Auch dem ersten Gegentor in Kapfenberg durch Dieter Elsneg (7.) war ein schwerer Fehler eines ÖFB-Teamspielers vorangegangen, Manuel Ortlechner bewies bei seiner Kopfball-Rückgabe zu Grünwald wenig Übersicht.

"Mit solchen unglaublichen Fehlern machen wir uns das Leben selber sehr, sehr schwer", sagte Daxbacher, der aber auch den zwei vergebenen Chancen seines Stürmers Roland Linz bei 2:1-Führung nachtrauerte.

Linz enttäuscht

Die Diskussion um Linz, der in den vergangenen Wochen häufig auf der Ersatzbank Platz nehmen musste, kann Daxbacher nicht mehr hören. "Linz ist in keinster Weise verunsichert, ich weiß nicht was da immer reininterpretiert wird, nur weil er nicht von Beginn an spielt. Da dürfte ich ja keinen Spieler von der Bank bringen, weil alle verunsichert sind", erklärte Daxbacher.

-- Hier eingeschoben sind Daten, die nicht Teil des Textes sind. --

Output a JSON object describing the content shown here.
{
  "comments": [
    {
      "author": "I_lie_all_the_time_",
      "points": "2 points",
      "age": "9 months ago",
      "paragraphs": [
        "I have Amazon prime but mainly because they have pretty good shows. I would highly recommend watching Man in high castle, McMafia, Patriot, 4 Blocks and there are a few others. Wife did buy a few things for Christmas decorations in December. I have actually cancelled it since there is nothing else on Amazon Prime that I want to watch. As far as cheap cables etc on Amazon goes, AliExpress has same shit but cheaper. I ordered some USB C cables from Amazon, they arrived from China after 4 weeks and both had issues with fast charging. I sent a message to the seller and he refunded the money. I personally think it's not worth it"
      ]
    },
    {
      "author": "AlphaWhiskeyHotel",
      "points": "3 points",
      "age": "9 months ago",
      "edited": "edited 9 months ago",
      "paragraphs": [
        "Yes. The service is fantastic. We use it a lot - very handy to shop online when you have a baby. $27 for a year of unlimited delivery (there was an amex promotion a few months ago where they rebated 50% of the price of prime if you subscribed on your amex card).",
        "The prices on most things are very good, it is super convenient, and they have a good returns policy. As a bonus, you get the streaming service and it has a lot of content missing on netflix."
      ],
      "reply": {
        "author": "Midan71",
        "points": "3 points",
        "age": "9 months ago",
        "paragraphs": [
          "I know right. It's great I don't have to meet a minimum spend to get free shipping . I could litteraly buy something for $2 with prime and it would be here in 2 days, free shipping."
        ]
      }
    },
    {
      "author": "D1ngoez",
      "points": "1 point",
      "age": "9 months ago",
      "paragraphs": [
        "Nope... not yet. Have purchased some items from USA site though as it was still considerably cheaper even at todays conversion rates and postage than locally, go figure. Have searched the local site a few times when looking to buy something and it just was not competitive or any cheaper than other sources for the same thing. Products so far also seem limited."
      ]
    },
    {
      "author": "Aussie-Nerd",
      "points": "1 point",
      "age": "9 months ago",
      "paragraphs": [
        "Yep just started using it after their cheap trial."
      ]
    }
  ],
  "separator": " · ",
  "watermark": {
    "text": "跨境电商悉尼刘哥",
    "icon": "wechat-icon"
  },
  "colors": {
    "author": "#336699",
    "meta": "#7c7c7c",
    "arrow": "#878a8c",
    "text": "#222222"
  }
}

Linz hat mit seinem Treffer zum 1:1 (45.) die alleinige Führung in der Torschützenliste übernommen, war aber enttäuscht: "Wir wollen Meister werden, da müssen wir solche Spiele gewinnen."

Gregoritsch stolz

Kapfenberg-Trainer Werner Gregoritsch war stolz auf sein Team, das aber nach wie vor das Tabellenende ziert. "Es war ein Unentschieden von Leidenschaft und Wille gegen Technik und Intelligenz", meinte Gregoritsch, der von den bisher schwierigsten Voraussetzungen seiner Bundesliga-Ära in Kapfenberg spricht.

Dem entgegnete allerdings Club-Boss Erwin Fuchs: "Wir haben einen breiten Kader und wollten uns in dieser Saison eigentlich Richtung Tabellenmittelfeld orientieren."